To find the frequency at which the inductive reactance of a 42.0 µH inductor equals the capacitive reactance of a 42.0 µF capacitor, we can use the formula for inductive reactance (XL) and capacitive reactance (XC).
The formula for inductive reactance is:
XL = 2πfL
Where XL is the inductive reactance in ohms, f is the frequency in hertz, and L is the inductance in henries.
The formula for capacitive reactance is:
XC = 1 / (2πfC)
Where XC is the capacitive reactance in ohms, f is the frequency in hertz, and C is the capacitance in farads.

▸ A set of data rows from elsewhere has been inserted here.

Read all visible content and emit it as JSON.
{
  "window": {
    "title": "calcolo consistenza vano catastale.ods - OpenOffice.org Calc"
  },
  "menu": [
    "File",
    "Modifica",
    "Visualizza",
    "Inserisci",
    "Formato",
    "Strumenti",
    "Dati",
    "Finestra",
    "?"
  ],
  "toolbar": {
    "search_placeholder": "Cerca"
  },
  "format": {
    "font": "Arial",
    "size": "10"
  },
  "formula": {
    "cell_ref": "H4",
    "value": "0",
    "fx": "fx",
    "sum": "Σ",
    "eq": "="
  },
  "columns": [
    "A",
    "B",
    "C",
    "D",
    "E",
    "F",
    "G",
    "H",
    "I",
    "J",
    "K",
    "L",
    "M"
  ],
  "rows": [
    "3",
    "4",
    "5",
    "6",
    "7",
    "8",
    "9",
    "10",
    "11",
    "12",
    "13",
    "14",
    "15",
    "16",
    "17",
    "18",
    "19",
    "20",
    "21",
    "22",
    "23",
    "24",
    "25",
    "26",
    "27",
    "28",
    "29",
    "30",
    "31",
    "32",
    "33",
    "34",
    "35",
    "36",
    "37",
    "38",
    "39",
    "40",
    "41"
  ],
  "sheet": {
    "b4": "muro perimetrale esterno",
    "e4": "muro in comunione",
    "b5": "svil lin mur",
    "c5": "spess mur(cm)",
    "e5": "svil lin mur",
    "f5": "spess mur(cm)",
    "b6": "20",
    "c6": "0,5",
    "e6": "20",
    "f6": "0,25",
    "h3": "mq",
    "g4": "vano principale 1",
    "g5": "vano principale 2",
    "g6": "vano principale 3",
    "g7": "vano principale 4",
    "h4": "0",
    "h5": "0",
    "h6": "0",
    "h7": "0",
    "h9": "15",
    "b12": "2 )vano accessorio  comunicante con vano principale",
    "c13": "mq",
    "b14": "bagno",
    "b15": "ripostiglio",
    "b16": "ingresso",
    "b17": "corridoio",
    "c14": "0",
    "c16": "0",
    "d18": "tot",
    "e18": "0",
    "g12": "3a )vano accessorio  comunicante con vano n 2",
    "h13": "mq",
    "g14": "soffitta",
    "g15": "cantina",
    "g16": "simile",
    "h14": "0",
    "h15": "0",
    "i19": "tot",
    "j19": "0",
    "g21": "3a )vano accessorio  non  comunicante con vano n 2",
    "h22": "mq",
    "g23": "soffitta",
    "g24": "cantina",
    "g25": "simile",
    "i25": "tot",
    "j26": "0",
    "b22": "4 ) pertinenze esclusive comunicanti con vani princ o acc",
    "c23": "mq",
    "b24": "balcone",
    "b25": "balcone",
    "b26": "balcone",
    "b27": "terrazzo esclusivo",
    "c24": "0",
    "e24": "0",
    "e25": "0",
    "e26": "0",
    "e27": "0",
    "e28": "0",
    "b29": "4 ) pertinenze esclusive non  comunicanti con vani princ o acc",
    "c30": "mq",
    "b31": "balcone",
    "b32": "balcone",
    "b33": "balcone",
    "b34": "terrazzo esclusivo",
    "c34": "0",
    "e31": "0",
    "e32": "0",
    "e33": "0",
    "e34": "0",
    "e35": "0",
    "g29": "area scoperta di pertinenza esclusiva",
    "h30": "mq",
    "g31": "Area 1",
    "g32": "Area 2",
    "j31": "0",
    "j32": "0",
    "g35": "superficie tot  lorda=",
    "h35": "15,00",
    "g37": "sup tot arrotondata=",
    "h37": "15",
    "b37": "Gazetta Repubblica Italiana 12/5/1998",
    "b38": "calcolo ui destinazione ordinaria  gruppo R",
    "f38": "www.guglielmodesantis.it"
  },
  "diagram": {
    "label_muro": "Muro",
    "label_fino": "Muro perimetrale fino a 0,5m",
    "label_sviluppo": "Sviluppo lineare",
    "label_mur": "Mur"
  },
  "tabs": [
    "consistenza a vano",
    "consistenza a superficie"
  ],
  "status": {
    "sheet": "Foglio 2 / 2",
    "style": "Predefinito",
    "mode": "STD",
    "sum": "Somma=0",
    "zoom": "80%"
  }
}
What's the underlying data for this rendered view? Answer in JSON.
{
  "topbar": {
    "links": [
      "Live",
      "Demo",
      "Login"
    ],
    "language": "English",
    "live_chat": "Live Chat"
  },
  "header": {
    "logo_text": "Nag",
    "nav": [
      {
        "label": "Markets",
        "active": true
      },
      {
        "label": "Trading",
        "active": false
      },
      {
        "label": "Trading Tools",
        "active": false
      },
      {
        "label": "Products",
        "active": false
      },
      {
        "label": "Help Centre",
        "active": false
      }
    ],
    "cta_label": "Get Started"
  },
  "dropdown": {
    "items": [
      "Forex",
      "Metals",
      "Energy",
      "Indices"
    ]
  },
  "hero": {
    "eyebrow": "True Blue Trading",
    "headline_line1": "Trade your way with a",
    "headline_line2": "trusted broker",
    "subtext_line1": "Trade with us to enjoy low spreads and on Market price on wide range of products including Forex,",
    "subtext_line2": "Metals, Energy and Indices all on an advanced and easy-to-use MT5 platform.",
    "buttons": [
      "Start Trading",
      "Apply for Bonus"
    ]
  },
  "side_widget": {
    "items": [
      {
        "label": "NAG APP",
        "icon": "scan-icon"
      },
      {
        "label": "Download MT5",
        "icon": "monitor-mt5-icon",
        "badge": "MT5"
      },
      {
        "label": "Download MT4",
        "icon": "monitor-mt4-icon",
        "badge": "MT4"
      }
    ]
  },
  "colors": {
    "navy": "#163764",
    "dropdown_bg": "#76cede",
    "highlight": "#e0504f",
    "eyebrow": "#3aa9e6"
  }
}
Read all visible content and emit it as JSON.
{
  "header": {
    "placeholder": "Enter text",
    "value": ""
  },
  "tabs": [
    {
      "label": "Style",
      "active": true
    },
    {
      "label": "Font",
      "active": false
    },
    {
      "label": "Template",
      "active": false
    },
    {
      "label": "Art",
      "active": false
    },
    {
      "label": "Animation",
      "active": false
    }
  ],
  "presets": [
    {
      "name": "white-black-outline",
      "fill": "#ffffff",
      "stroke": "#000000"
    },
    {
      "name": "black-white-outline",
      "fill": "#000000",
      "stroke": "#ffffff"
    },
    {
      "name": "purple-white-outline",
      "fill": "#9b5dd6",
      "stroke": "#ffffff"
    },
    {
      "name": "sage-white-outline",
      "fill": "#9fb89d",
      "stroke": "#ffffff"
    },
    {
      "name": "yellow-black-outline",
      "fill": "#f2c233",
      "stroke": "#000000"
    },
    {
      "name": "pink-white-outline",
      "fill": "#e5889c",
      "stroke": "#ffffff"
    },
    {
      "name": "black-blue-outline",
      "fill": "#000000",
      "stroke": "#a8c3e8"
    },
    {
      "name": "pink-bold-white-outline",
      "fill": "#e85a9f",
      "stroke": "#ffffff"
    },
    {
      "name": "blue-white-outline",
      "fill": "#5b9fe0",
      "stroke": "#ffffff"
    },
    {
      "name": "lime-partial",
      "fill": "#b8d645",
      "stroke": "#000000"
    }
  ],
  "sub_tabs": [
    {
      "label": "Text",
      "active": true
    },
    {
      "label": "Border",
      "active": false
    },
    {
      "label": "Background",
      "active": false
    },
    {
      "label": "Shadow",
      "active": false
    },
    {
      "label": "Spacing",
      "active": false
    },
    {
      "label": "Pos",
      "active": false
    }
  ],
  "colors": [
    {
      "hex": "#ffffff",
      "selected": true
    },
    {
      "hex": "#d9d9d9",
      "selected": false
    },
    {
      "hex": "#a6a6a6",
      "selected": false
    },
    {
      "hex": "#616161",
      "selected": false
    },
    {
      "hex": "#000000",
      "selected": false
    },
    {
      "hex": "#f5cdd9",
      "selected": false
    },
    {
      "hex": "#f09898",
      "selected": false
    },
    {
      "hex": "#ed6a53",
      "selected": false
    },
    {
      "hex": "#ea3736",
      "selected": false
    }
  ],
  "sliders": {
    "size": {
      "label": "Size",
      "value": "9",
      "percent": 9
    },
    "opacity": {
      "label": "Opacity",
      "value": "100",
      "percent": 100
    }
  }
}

To find the frequency at which the inductive reactance equals the capacitive reactance, we can set XL equal to XC and solve for f:
2πfL = 1 / (2πfC)
Now we can substitute the given values:
42.0 µH = 42.0 x 10^-6 H (convert from microhenries to henries)
42.0 µF = 42.0 x 10^-6 F (convert from microfarads to farads)
Substituting these values into the equation:
2πf(42.0 x 10^-6) = 1 / (2πf(42.0 x 10^-6))
Simplifying the equation:
2πf(42.0 x 10^-6)^2 = 1
Now, solve for f:
f = 1 / (2π(42.0 x 10^-6)^2)
Calculating the value:
f ≈ 110.27 kHz
Therefore, the frequency at which the inductive reactance of a 42.0 µH inductor equals the capacitive reactance of a 42.0 µF capacitor is approximately 110.27 kHz.